Description:
I have experienced some recent pileups on some of our systems. One cause was the larger than normal number of user accounts on the server. Eric provided a patch to improve things. See: https://bugs.mysql.com/90244.
However, connections can be slow for a number of reasons:
* number of connections happening at once
* latency of the connection handling processing
* interactions between different threads etc
It's not currently possible as far as I'm aware to see metrics on connection times how long they take and latency measurements. This would be most useful when you see connection pile ups to be able to measure changes in server behaviour and see if the problem is here or elsewhere in the (mysqld) code.
How to repeat:
Trigger a pile up of connections. Most apps will either show that the connection time takes a long time but the reason may not be clear.
Suggested fix:
As stated above.
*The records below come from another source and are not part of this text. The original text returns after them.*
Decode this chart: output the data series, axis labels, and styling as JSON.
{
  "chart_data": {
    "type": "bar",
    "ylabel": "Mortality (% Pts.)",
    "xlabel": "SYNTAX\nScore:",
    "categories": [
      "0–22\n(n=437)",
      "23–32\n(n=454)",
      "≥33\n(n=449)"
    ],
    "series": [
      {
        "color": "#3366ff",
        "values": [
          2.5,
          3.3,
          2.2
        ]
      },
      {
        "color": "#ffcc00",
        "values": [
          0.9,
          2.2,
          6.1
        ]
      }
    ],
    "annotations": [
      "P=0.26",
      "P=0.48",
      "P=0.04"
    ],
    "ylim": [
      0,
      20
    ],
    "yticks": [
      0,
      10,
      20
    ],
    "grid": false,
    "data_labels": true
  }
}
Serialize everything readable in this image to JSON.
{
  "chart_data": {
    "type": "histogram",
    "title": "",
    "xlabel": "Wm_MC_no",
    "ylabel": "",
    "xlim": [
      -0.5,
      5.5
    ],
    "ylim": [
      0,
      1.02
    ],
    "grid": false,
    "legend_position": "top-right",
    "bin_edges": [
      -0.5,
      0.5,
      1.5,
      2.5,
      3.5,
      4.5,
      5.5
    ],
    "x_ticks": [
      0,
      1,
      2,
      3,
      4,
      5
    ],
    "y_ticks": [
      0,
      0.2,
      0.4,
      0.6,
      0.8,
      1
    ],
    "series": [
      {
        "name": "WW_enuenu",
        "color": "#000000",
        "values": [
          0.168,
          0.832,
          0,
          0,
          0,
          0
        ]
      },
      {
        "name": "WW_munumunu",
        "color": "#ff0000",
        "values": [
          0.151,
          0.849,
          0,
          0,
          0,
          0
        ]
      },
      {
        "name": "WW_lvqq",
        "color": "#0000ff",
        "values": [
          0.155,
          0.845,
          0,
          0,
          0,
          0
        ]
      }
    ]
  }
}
Provide P_S metrics on connection processing so that we can detect where latency happens in the whole connection flow:
* connection handling
* authentication timings
Outside of this authorisation timings would be good as while Eric's patch helps reduce the latency if the number of users is high some people configure users by network so may have user1@'10.0.0.%', user1@'10.0.1.%', user1@'10.0.2.%' or similar combinations. The code seems to scan through the network part after finding the user part and so if this list is long it may also generate some performance issues. (I'm not sure at what point a map/hash night help here).
Anyway: more and better monitoring of these timing attributes would be useful.